Before I watched DTF: St. Louis, I’d never given much thought to reclined cycling as a personality trait, and realistically, I harbor no ill will toward its aficionados. Cardio exercise that’s gentle on the joints is a good thing! So why did it immediately leave a bad taste in my mouth? I workshopped this argument on Podjiba this week, and I think the reason is that they’re ostentatious. With price tags in the thousands, not just any joint-sensitive cyclist can own one, which means standing out is both inevitable and, I imagine, the point. Otherwise, you’d just get a recumbent exercise bike for a couple hundo and stay home. They’re not for transport, they’re for being noticed while travelling. Clark’s bike even has a jaunty little flag and two water bottles on display, and yet his helmet is so loosely clasped it may as well be a bandana. The specificity of those details, the performative safety of it all, is pitch-perfectly unserious.

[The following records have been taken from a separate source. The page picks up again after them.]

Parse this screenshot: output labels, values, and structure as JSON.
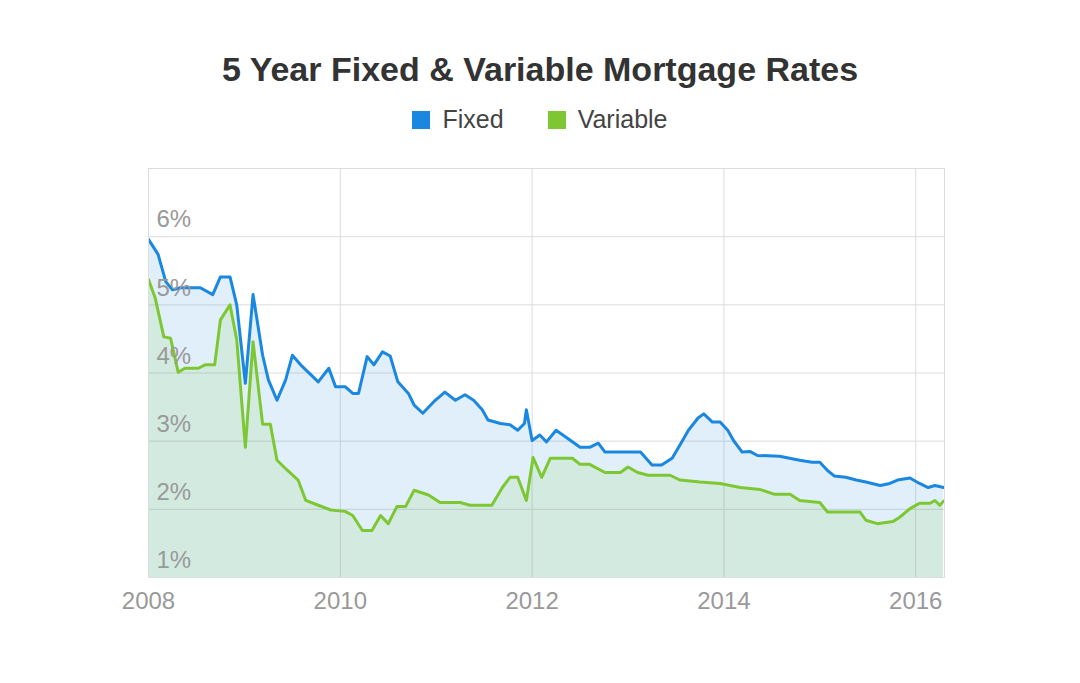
{
  "chart_data": {
    "type": "area",
    "title": "5 Year Fixed & Variable Mortgage Rates",
    "legend": "top",
    "grid": true,
    "xlim": [
      2008,
      2016.3
    ],
    "xticks": [
      2008,
      2010,
      2012,
      2014,
      2016
    ],
    "ylim": [
      1,
      7
    ],
    "yticks": [
      {
        "value": 1,
        "label": "1%"
      },
      {
        "value": 2,
        "label": "2%"
      },
      {
        "value": 3,
        "label": "3%"
      },
      {
        "value": 4,
        "label": "4%"
      },
      {
        "value": 5,
        "label": "5%"
      },
      {
        "value": 6,
        "label": "6%"
      }
    ],
    "series": [
      {
        "name": "Fixed",
        "color": "#1a87e0",
        "x": [
          2008.0,
          2008.1,
          2008.18,
          2008.25,
          2008.33,
          2008.54,
          2008.67,
          2008.75,
          2008.85,
          2008.92,
          2009.01,
          2009.09,
          2009.19,
          2009.25,
          2009.34,
          2009.43,
          2009.5,
          2009.6,
          2009.77,
          2009.88,
          2009.95,
          2010.05,
          2010.13,
          2010.19,
          2010.28,
          2010.35,
          2010.44,
          2010.52,
          2010.6,
          2010.71,
          2010.77,
          2010.86,
          2010.99,
          2011.09,
          2011.2,
          2011.3,
          2011.39,
          2011.48,
          2011.54,
          2011.67,
          2011.77,
          2011.85,
          2011.92,
          2011.94,
          2012.0,
          2012.08,
          2012.15,
          2012.25,
          2012.35,
          2012.5,
          2012.6,
          2012.69,
          2012.76,
          2012.92,
          2013.13,
          2013.25,
          2013.35,
          2013.46,
          2013.54,
          2013.63,
          2013.73,
          2013.79,
          2013.88,
          2013.96,
          2014.04,
          2014.1,
          2014.19,
          2014.27,
          2014.35,
          2014.58,
          2014.79,
          2014.92,
          2015.0,
          2015.08,
          2015.15,
          2015.27,
          2015.38,
          2015.48,
          2015.63,
          2015.73,
          2015.81,
          2015.94,
          2016.04,
          2016.13,
          2016.2,
          2016.29
        ],
        "values": [
          5.96,
          5.74,
          5.34,
          5.22,
          5.25,
          5.25,
          5.15,
          5.41,
          5.41,
          5.0,
          3.85,
          5.15,
          4.26,
          3.9,
          3.6,
          3.9,
          4.26,
          4.1,
          3.87,
          4.07,
          3.8,
          3.8,
          3.7,
          3.7,
          4.24,
          4.12,
          4.31,
          4.25,
          3.87,
          3.7,
          3.53,
          3.41,
          3.6,
          3.72,
          3.6,
          3.68,
          3.6,
          3.46,
          3.31,
          3.26,
          3.24,
          3.16,
          3.26,
          3.46,
          3.01,
          3.09,
          2.99,
          3.16,
          3.06,
          2.91,
          2.91,
          2.97,
          2.84,
          2.84,
          2.84,
          2.65,
          2.65,
          2.75,
          2.94,
          3.16,
          3.34,
          3.4,
          3.28,
          3.28,
          3.16,
          3.01,
          2.84,
          2.85,
          2.79,
          2.78,
          2.72,
          2.69,
          2.69,
          2.57,
          2.49,
          2.47,
          2.43,
          2.4,
          2.35,
          2.38,
          2.43,
          2.46,
          2.38,
          2.32,
          2.35,
          2.32
        ]
      },
      {
        "name": "Variable",
        "color": "#7dc832",
        "x": [
          2008.0,
          2008.07,
          2008.16,
          2008.23,
          2008.31,
          2008.38,
          2008.52,
          2008.59,
          2008.69,
          2008.75,
          2008.85,
          2008.92,
          2009.01,
          2009.09,
          2009.19,
          2009.27,
          2009.34,
          2009.45,
          2009.56,
          2009.64,
          2009.77,
          2009.9,
          2010.05,
          2010.13,
          2010.23,
          2010.33,
          2010.42,
          2010.5,
          2010.59,
          2010.68,
          2010.77,
          2010.92,
          2011.04,
          2011.25,
          2011.35,
          2011.58,
          2011.69,
          2011.77,
          2011.85,
          2011.94,
          2012.01,
          2012.1,
          2012.19,
          2012.42,
          2012.5,
          2012.6,
          2012.76,
          2012.92,
          2013.0,
          2013.1,
          2013.21,
          2013.44,
          2013.54,
          2013.75,
          2013.96,
          2014.17,
          2014.38,
          2014.53,
          2014.69,
          2014.79,
          2015.0,
          2015.08,
          2015.26,
          2015.42,
          2015.48,
          2015.6,
          2015.76,
          2015.83,
          2015.94,
          2016.04,
          2016.15,
          2016.2,
          2016.25,
          2016.29
        ],
        "values": [
          5.37,
          5.1,
          4.53,
          4.51,
          4.01,
          4.07,
          4.07,
          4.12,
          4.12,
          4.78,
          5.0,
          4.49,
          2.91,
          4.46,
          3.25,
          3.25,
          2.72,
          2.57,
          2.43,
          2.13,
          2.06,
          1.99,
          1.97,
          1.91,
          1.69,
          1.69,
          1.91,
          1.79,
          2.04,
          2.04,
          2.28,
          2.21,
          2.1,
          2.1,
          2.06,
          2.06,
          2.32,
          2.47,
          2.47,
          2.13,
          2.76,
          2.47,
          2.75,
          2.75,
          2.66,
          2.66,
          2.54,
          2.54,
          2.62,
          2.54,
          2.5,
          2.5,
          2.43,
          2.4,
          2.38,
          2.32,
          2.29,
          2.22,
          2.22,
          2.13,
          2.1,
          1.96,
          1.96,
          1.96,
          1.84,
          1.79,
          1.82,
          1.88,
          2.01,
          2.09,
          2.09,
          2.13,
          2.06,
          2.12
        ]
      }
    ]
  }
}
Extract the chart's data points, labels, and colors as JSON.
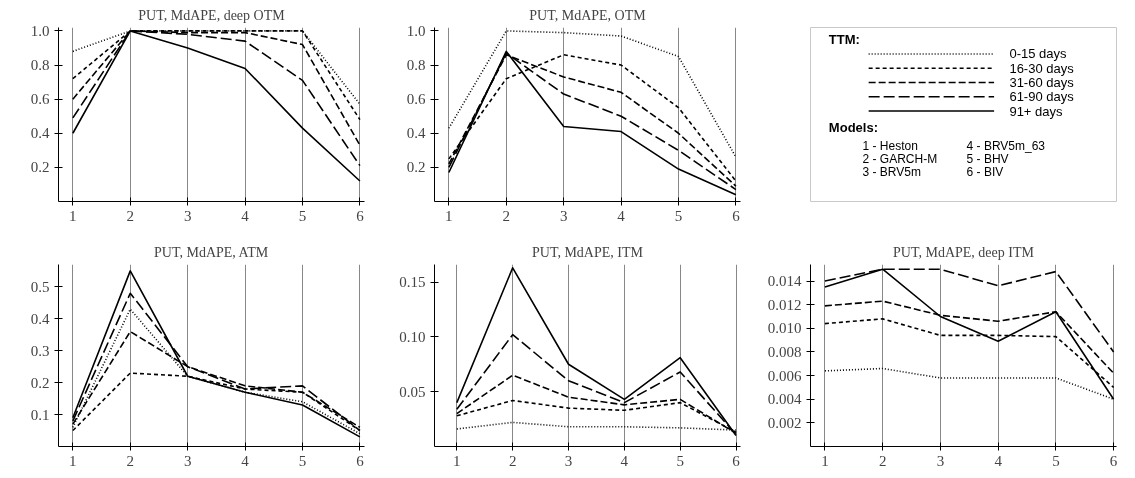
{
  "chart_data": [
    {
      "type": "line",
      "title": "PUT, MdAPE, deep OTM",
      "x": [
        1,
        2,
        3,
        4,
        5,
        6
      ],
      "xlim": [
        0.75,
        6.08
      ],
      "xticks": [
        1,
        2,
        3,
        4,
        5,
        6
      ],
      "ylim": [
        0,
        1.02
      ],
      "yticks": [
        0.2,
        0.4,
        0.6,
        0.8,
        {
          "value": 1,
          "label": "1.0"
        }
      ],
      "grid": "x",
      "series": [
        {
          "color": "#000000",
          "line_style": "dotted",
          "values": [
            0.88,
            1.0,
            1.0,
            1.0,
            1.0,
            0.57
          ]
        },
        {
          "color": "#000000",
          "line_style": "dashed",
          "values": [
            0.72,
            1.0,
            1.0,
            1.0,
            1.0,
            0.48
          ]
        },
        {
          "color": "#000000",
          "line_style": "dashed",
          "values": [
            0.6,
            1.0,
            0.99,
            0.99,
            0.92,
            0.33
          ]
        },
        {
          "color": "#000000",
          "line_style": "dashed",
          "values": [
            0.49,
            1.0,
            0.98,
            0.94,
            0.71,
            0.21
          ]
        },
        {
          "color": "#000000",
          "line_style": "solid",
          "values": [
            0.4,
            1.0,
            0.9,
            0.78,
            0.43,
            0.12
          ]
        }
      ]
    },
    {
      "type": "line",
      "title": "PUT, MdAPE, OTM",
      "x": [
        1,
        2,
        3,
        4,
        5,
        6
      ],
      "xlim": [
        0.75,
        6.08
      ],
      "xticks": [
        1,
        2,
        3,
        4,
        5,
        6
      ],
      "ylim": [
        0,
        1.02
      ],
      "yticks": [
        0.2,
        0.4,
        0.6,
        0.8,
        {
          "value": 1,
          "label": "1.0"
        }
      ],
      "grid": "x",
      "series": [
        {
          "color": "#000000",
          "line_style": "dotted",
          "values": [
            0.43,
            1.0,
            0.99,
            0.97,
            0.85,
            0.26
          ]
        },
        {
          "color": "#000000",
          "line_style": "dashed",
          "values": [
            0.25,
            0.72,
            0.86,
            0.8,
            0.55,
            0.12
          ]
        },
        {
          "color": "#000000",
          "line_style": "dashed",
          "values": [
            0.22,
            0.86,
            0.73,
            0.64,
            0.4,
            0.09
          ]
        },
        {
          "color": "#000000",
          "line_style": "dashed",
          "values": [
            0.2,
            0.87,
            0.63,
            0.5,
            0.3,
            0.07
          ]
        },
        {
          "color": "#000000",
          "line_style": "solid",
          "values": [
            0.17,
            0.88,
            0.44,
            0.41,
            0.19,
            0.04
          ]
        }
      ]
    },
    {
      "type": "other",
      "legend_title": "TTM:",
      "series": [
        {
          "name": "0-15 days",
          "line_style": "dotted"
        },
        {
          "name": "16-30 days",
          "line_style": "dashed"
        },
        {
          "name": "31-60 days",
          "line_style": "dashed"
        },
        {
          "name": "61-90 days",
          "line_style": "dashed"
        },
        {
          "name": "91+ days",
          "line_style": "solid"
        }
      ],
      "annotations": [
        "Models:",
        "1 - Heston",
        "2 - GARCH-M",
        "3 - BRV5m",
        "4 - BRV5m_63",
        "5 - BHV",
        "6 - BIV"
      ]
    },
    {
      "type": "line",
      "title": "PUT, MdAPE, ATM",
      "x": [
        1,
        2,
        3,
        4,
        5,
        6
      ],
      "xlim": [
        0.75,
        6.08
      ],
      "xticks": [
        1,
        2,
        3,
        4,
        5,
        6
      ],
      "ylim": [
        0,
        0.57
      ],
      "yticks": [
        0.1,
        0.2,
        0.3,
        0.4,
        0.5
      ],
      "grid": "x",
      "series": [
        {
          "color": "#000000",
          "line_style": "dotted",
          "values": [
            0.06,
            0.43,
            0.22,
            0.17,
            0.14,
            0.04
          ]
        },
        {
          "color": "#000000",
          "line_style": "dashed",
          "values": [
            0.05,
            0.23,
            0.22,
            0.18,
            0.17,
            0.05
          ]
        },
        {
          "color": "#000000",
          "line_style": "dashed",
          "values": [
            0.07,
            0.36,
            0.25,
            0.19,
            0.17,
            0.06
          ]
        },
        {
          "color": "#000000",
          "line_style": "dashed",
          "values": [
            0.08,
            0.48,
            0.25,
            0.18,
            0.19,
            0.05
          ]
        },
        {
          "color": "#000000",
          "line_style": "solid",
          "values": [
            0.09,
            0.55,
            0.22,
            0.17,
            0.13,
            0.03
          ]
        }
      ]
    },
    {
      "type": "line",
      "title": "PUT, MdAPE, ITM",
      "x": [
        1,
        2,
        3,
        4,
        5,
        6
      ],
      "xlim": [
        0.6,
        6.08
      ],
      "xticks": [
        1,
        2,
        3,
        4,
        5,
        6
      ],
      "ylim": [
        0,
        0.166
      ],
      "yticks": [
        0.05,
        {
          "value": 0.1,
          "label": "0.10"
        },
        0.15
      ],
      "grid": "x",
      "series": [
        {
          "color": "#000000",
          "line_style": "dotted",
          "values": [
            0.016,
            0.022,
            0.018,
            0.018,
            0.017,
            0.015
          ]
        },
        {
          "color": "#000000",
          "line_style": "dashed",
          "values": [
            0.028,
            0.042,
            0.035,
            0.033,
            0.04,
            0.013
          ]
        },
        {
          "color": "#000000",
          "line_style": "dashed",
          "values": [
            0.03,
            0.065,
            0.045,
            0.038,
            0.043,
            0.012
          ]
        },
        {
          "color": "#000000",
          "line_style": "dashed",
          "values": [
            0.034,
            0.102,
            0.06,
            0.04,
            0.068,
            0.011
          ]
        },
        {
          "color": "#000000",
          "line_style": "solid",
          "values": [
            0.04,
            0.163,
            0.075,
            0.043,
            0.081,
            0.01
          ]
        }
      ]
    },
    {
      "type": "line",
      "title": "PUT, MdAPE, deep ITM",
      "x": [
        1,
        2,
        3,
        4,
        5,
        6
      ],
      "xlim": [
        0.75,
        6.05
      ],
      "xticks": [
        1,
        2,
        3,
        4,
        5,
        6
      ],
      "ylim": [
        0,
        0.0154
      ],
      "yticks": [
        0.002,
        0.004,
        0.006,
        0.008,
        {
          "value": 0.01,
          "label": "0.010"
        },
        0.012,
        0.014
      ],
      "grid": "x",
      "series": [
        {
          "color": "#000000",
          "line_style": "dotted",
          "values": [
            0.0064,
            0.0066,
            0.0058,
            0.0058,
            0.0058,
            0.004
          ]
        },
        {
          "color": "#000000",
          "line_style": "dashed",
          "values": [
            0.0104,
            0.0108,
            0.0094,
            0.0094,
            0.0093,
            0.005
          ]
        },
        {
          "color": "#000000",
          "line_style": "dashed",
          "values": [
            0.0119,
            0.0123,
            0.0111,
            0.0106,
            0.0114,
            0.0062
          ]
        },
        {
          "color": "#000000",
          "line_style": "dashed",
          "values": [
            0.014,
            0.015,
            0.015,
            0.0136,
            0.0148,
            0.008
          ]
        },
        {
          "color": "#000000",
          "line_style": "solid",
          "values": [
            0.0135,
            0.015,
            0.011,
            0.0089,
            0.0114,
            0.004
          ]
        }
      ]
    }
  ]
}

Clark, by the way, is the only person in the St. Louis area to buy a recumbent bike, and in fact, he bought two, which becomes a whole plot point as the show shifts from suburban drama to murder mystery. And that brings me to the second reason Clark toodling around on his little recumbent bike is a brilliant character introduction: it both telegraphs that he sucks and also that he couldn’t possibly be a murderer. By the end of the premiere, Clark is in police custody for the poisoning of Floyd, and yet after the first 30 seconds we, the audience, know he’s innocent. Not just because it would be a pretty boring show if the first suspect was the killer, but because… Why would a man so unwilling to aggravate his knees risk hard time? Why would a guy so used to garnering attention do something he wouldn’t want to be identified for?

Sure, I bet Clark didn’t do it because that would be too obvious, from a story structure point of view, but mostly it’s because that’s not his flavor of suck. I just don’t think recumbent cyclists are on the “murder sucking” end of the suck spectrum, although I’ll admit I haven’t given this issue an enormous amount of thought. Maybe the show will throw us a curve and prove that Clark used his daring nature to navigate traffic from a comfortable position and to plan the perfect crime.